Many of the monasteries dotted around Tana’s islands contain intriguing relics of times past. And the significance of Tana as the source of the Nile is evidently not lost on Ethiopians. Indeed, Abay Minch (literally “Nile Spring”), the source of the Gilgil Abay (“Calf Nile”) – the longest river to flow into Lake Tana, and thus the ultimate source of the Blue Nile – ranks among the holiest sites anywhere in Ethiopia, protected in the grounds of the remote Gish Mikael Monastery, near Injibara on the road back to Addis Ababa.
Tana Kirkos
Tana Kirkos, set on the island of Tana 35km north of Bahir Dar near the lake’s eastern shore, has the most ancient pedigree of the island monasteries. The church itself was possibly founded as early as the fourth century, probably on the site of an older Jewish temple.
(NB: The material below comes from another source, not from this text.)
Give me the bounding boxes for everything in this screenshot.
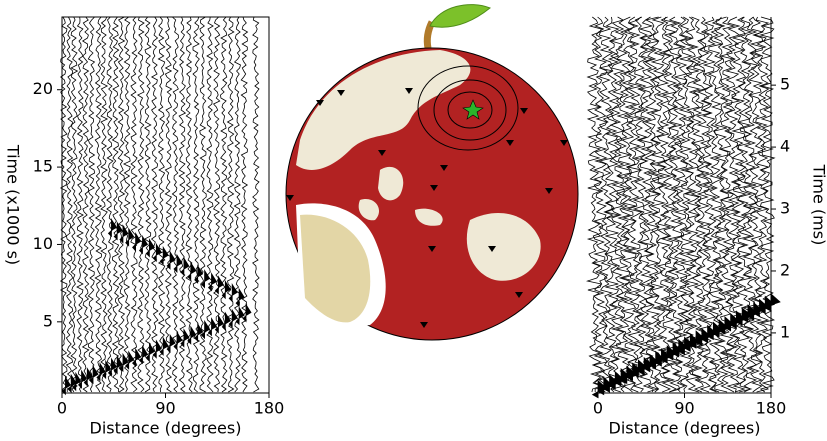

A rather improbable tradition states that it was at Tana Kirkos that the Ark of the Covenant was stowed for eight centuries prior to being transferred to Aksum by King Ezana. The church itself is of no architectural interest but the island does contain a unique group of hollowed-out Judaic sacrificial pillars which go a long way to supporting its claim to a pre-Christian origin. Please note that the monastery is not open to women.
Zege Peninsula
Relatively accessible by public transport, the lush Zege Peninsula is home to the most popular destination on Tana, the lavishly painted Ura Kidane Mihret, though there are other interesting churches, including the disused Mehal Giyorgis and Bet Maryam, and the exuberantly decorated Azuwa Maryam. The forest that swathes the peninsula is also worth exploring, and alive with colourful birds, butterflies and monkeys. Most people visit as a day-trip, but there are a few very basic lodges in Afaf village, at the west end of the peninsula.
Ura Kidane Mihret
Some 10km northwest of Bahir Dar as the crow flies, Ura Kidane Mihret is arguably the most beautiful church in the Tana region. The monastery dates back to the fourteenth century, though the circular church was built in the sixteenth. Its inner walls are covered from top to bottom with hundreds of restored paintings that vividly depict every face of Ethiopian ecclesiastical life, from saints in torment and bloody battle scenes to devils and dragon-slayers. Look out too for the fainter line drawings on one of the doors, and be sure to take a turn round the museum, with its collection of ancient imperial crowns, religious tomes and other treasures.